'What is $\partial [x^\top x]/\partial x$' debate For $x \in \mathbb R^n$ , is $\frac{\partial[x^Tx]}{\partial[x]}$ equal to  $2x$ or $2x^T$? There are a lot of discrepancies about this, such as Vector derivation of $x^Tx$.
Another example of the discrepancy is the following, Computing matrix-vector calculus derivatives, where Jonas claimed that Par's answer's 4th line is incorrect. As a result, Par's answer was 'a' and Jonas' answer was 'a' transpose. Which answerer to the question of "what's the derivative of x^T a with respect to x" was correct?
 A: This is a perfect example of the sort of mess you can get into by working in coordinates. Let's work abstractly: $V$ is a finite-dimensional real inner product space, with inner product $\langle -, - \rangle$. We'd like to know the derivative of the quadratic form $q(x) = \langle x, x \rangle : V \to \mathbb{R}$ at a point $a \in V$. The most important thing to know about this derivative is its type: what sort of mathematical object is it? The answer is that it is a linear functional $V \to \mathbb{R}$; that is, it's a covector. (We can then use the inner product to identify vectors and covectors if we want to, but this just confuses the issue.)
Okay, now let's actually compute it. We have
$$q(a + dx) = \langle a + dx, a + dx \rangle = \langle a, a \rangle + 2 \langle a, dx \rangle + O(dx^2)$$
from which it follows that the derivative at $a$ is the linear functional $dx \mapsto 2 \langle a, dx \rangle$. Using the inner product to identify vectors and covectors, the corresponding vector is $2a$. 
A: I don't like @Qiaochu's answer since it isn't exactly enlightening as to what the problem is.
I think the problem here stems from not defining what precisely $\partial \vec{f}/\partial \vec{x}$ means.

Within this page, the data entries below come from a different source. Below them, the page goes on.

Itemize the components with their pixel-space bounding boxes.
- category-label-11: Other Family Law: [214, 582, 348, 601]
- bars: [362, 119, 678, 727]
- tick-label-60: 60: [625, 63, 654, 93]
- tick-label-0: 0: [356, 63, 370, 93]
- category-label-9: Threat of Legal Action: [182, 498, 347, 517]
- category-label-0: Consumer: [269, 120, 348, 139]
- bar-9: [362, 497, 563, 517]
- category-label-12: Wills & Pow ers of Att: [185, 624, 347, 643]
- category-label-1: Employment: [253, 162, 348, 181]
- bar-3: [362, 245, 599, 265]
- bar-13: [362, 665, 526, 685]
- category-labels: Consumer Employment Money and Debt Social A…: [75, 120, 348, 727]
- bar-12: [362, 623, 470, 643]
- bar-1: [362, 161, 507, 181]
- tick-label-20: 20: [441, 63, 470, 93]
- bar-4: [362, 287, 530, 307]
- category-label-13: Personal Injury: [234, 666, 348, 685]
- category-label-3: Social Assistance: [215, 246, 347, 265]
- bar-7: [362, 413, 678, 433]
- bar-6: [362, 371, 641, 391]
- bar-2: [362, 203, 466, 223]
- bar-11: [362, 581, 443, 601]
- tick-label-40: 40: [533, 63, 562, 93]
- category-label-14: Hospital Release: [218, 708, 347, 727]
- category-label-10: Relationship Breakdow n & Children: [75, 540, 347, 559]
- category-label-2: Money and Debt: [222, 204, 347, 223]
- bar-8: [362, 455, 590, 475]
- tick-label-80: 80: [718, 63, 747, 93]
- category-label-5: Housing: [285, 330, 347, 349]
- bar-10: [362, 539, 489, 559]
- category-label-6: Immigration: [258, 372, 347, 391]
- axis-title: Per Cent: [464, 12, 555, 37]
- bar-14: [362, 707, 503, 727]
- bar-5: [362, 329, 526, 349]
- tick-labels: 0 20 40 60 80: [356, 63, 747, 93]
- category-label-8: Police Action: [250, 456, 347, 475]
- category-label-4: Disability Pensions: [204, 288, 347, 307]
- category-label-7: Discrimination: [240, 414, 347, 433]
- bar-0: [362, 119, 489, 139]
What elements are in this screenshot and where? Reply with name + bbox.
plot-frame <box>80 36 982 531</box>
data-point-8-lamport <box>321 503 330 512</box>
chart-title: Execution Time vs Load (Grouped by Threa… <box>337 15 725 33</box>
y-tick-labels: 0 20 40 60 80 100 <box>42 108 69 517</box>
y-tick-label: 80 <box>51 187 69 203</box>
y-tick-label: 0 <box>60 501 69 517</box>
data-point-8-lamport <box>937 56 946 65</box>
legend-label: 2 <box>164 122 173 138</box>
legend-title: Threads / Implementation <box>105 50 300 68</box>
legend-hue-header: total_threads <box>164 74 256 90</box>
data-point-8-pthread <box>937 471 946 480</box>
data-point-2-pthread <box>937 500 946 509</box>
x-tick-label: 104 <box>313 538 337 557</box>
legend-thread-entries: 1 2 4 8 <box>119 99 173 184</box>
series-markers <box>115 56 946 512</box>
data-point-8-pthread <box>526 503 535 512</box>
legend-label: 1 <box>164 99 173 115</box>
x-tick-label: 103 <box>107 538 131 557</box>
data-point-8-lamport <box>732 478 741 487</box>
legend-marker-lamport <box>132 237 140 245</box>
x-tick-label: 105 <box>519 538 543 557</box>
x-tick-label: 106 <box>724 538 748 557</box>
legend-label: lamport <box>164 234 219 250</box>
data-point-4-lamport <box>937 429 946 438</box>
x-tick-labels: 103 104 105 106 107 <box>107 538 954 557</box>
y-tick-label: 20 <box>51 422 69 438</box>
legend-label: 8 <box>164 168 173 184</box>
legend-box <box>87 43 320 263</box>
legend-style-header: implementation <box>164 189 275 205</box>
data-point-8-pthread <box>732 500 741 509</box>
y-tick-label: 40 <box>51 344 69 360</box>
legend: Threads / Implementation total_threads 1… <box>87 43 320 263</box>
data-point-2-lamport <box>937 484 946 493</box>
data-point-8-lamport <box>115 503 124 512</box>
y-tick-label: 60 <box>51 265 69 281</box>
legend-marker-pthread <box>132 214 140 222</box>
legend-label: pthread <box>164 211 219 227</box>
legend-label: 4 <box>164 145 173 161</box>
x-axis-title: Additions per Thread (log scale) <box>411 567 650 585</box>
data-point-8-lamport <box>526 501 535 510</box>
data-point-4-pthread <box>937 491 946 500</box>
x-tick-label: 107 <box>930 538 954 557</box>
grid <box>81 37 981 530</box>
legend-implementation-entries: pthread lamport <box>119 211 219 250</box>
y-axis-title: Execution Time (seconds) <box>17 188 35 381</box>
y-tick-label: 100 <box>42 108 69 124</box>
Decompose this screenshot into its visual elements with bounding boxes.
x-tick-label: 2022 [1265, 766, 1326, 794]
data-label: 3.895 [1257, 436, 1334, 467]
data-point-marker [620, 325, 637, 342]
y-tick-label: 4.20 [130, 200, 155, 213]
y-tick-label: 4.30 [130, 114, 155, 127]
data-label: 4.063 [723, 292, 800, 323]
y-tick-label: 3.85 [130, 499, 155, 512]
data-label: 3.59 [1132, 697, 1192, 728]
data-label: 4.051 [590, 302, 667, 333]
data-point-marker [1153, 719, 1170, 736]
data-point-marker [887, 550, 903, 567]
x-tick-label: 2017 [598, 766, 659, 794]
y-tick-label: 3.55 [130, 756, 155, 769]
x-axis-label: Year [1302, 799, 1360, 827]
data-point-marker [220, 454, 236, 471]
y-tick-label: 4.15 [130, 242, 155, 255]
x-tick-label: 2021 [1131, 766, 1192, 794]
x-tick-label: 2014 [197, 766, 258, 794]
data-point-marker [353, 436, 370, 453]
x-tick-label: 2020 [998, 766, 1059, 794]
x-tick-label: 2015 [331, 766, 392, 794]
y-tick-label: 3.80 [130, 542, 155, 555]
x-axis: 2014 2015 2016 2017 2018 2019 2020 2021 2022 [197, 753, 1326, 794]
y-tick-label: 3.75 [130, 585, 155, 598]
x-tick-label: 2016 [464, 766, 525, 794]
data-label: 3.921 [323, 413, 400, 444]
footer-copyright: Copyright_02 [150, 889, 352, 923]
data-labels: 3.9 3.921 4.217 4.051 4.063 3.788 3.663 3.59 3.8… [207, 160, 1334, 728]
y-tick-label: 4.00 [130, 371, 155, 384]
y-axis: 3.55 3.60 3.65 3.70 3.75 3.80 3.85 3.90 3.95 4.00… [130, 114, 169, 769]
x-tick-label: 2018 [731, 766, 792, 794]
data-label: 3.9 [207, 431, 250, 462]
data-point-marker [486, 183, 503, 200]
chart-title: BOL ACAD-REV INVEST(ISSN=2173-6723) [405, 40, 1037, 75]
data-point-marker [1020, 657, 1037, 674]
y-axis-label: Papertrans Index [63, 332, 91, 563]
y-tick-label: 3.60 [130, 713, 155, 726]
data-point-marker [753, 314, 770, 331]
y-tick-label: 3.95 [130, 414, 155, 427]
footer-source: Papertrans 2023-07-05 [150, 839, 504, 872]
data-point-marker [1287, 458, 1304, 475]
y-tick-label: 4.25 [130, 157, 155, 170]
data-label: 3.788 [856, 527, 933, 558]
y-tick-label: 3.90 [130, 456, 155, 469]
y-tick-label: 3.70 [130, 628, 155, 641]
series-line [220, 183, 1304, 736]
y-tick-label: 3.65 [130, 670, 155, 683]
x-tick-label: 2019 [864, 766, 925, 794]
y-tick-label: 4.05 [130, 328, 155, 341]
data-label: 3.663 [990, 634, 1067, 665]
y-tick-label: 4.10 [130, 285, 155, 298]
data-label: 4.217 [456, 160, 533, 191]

If you you assume $\vec{x}$ and $\vec{f}$ are column vectors and you use this Jacobian matrix definition $$\frac{\partial \vec{f}}{\partial \vec{x}} = \begin{bmatrix}\vdots \\ \partial f_i/\partial \vec{x} \\ \vdots\end{bmatrix} = \begin{bmatrix}\vdots \\ \vec{\nabla} f_i \\ \vdots\end{bmatrix}$$ then you see $\partial f_i/\partial \vec{x} = \vec{\nabla} f_i$ must be a row vector, not a column vector. So you get $$\frac{\partial}{\partial \vec{x}} \vec{x}^\top \vec{x} = 2 \vec{x}^\top$$ whereas if you define the Jacobian to be the transpose then you get back a column vector, $2\vec{x}$.